By using a freight forwarder or customs broker, you can focus on your core business activities and leave the export logistics to them.
Challenges and risks involved in this process
Export logistics can involve various risks that can affect your export business negatively. Some of these risks are:
- Credit risk: This is the risk of not getting paid by your buyer or getting paid late or fraudulently. You can avoid this risk by verifying the creditworthiness and reputation of your buyer, using secure payment methods, and getting credit insurance.
- Cargo loss and damage: This is the risk of losing or damaging your goods during transportation due to accidents, theft, mishandling, weather, or other causes. You can avoid this risk by packing your goods properly, choosing reliable carriers and routes, tracking your shipments, and getting cargo insurance.
- Transit risks: This is the risk of delays or disruptions in your shipments due to customs clearance, unforeseen tariffs, inspections, documentation errors, political instability, strikes, or other factors. You can avoid this risk by understanding the border control and distribution laws of your destination countries, preparing accurate and complete documents, and having contingency plans for alternative routes or modes of transportation.
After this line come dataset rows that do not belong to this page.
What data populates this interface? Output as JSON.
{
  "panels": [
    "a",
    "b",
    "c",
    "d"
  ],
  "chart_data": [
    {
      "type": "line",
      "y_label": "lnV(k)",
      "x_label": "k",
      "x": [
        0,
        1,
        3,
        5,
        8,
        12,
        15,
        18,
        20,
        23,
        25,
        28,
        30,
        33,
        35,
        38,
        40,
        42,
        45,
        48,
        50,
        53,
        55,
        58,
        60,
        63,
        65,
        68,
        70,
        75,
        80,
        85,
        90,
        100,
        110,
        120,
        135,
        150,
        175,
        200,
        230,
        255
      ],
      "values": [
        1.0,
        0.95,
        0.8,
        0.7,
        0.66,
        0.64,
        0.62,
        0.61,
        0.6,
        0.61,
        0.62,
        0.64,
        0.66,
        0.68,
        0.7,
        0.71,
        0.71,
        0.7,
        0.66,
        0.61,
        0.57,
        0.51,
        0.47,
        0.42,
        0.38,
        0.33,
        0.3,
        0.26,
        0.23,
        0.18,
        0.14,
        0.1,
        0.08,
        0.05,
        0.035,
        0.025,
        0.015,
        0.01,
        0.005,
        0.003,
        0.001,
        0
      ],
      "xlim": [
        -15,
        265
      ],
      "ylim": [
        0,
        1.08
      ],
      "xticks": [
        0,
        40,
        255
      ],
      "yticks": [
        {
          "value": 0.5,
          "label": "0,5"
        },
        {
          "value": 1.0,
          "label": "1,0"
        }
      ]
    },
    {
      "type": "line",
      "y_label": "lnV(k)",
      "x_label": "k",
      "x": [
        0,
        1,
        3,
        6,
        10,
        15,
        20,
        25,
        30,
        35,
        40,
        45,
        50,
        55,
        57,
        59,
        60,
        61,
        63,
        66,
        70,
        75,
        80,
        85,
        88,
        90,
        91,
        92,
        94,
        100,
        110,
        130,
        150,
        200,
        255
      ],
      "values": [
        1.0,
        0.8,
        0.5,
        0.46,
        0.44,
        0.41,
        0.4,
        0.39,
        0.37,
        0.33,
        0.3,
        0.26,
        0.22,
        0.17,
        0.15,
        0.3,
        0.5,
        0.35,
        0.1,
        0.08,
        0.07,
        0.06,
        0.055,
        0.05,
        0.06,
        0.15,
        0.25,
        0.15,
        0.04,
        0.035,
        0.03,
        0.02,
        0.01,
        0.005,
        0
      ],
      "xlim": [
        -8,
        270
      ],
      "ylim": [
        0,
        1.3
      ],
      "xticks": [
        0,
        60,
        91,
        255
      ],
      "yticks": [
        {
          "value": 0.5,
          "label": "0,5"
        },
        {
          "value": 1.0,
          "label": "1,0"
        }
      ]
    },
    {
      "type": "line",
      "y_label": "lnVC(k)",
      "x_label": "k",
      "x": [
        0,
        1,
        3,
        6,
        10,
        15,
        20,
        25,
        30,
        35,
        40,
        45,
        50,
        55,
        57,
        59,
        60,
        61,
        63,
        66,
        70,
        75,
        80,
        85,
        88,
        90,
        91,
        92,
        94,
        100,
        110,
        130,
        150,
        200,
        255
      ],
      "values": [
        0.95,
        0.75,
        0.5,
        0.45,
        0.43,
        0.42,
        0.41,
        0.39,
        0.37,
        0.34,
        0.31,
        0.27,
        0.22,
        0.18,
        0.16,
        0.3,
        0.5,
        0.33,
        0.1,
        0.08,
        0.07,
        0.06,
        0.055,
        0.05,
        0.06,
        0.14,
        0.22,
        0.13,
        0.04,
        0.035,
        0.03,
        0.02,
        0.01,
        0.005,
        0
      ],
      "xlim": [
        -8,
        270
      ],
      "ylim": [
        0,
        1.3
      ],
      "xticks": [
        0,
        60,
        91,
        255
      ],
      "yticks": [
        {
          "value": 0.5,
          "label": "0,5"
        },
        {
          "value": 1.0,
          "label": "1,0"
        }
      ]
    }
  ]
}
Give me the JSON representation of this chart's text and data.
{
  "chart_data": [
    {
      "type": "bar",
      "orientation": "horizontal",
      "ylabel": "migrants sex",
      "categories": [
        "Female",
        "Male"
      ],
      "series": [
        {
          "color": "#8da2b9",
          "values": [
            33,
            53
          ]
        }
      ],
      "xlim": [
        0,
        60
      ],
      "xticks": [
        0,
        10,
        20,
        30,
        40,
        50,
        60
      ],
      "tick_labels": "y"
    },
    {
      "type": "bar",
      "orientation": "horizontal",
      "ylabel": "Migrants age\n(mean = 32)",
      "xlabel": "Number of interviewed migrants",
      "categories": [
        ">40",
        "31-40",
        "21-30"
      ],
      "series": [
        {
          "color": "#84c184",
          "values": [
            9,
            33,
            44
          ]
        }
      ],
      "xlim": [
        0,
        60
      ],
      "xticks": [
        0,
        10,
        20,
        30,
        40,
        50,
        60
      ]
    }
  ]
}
- Foreign exchange risks: This is the risk of losing money due to fluctuations in currency exchange rates between the time you agree on a price with your buyer and the time you receive payment. You can avoid this risk by using forward contracts, currency options, or other hedging instruments to lock in a favorable exchange rate at the time of contract signing.
- Quality risks: This is the risk of delivering defective or substandard products to your buyer that do not meet their expectations or requirements. You can avoid this risk by ensuring quality control at every stage of production, testing, and packaging and by following international standards and certifications for your products.
- Natural calamity risks: This is the risk of facing natural disasters such as earthquakes, floods, storms, or pandemics that can disrupt your supply chain or affect your market demand. You can avoid this risk by diversifying your suppliers, customers, and markets and by having business continuity plans and emergency funds to cope with unexpected situations.
By identifying and managing these risks in export logistics, you can reduce their impact on your export business.
Export logistics can involve various risks that can affect your export business negatively. However, by doing some research and planning ahead, you can avoid or mitigate these risks and ensure a smooth and successful export process.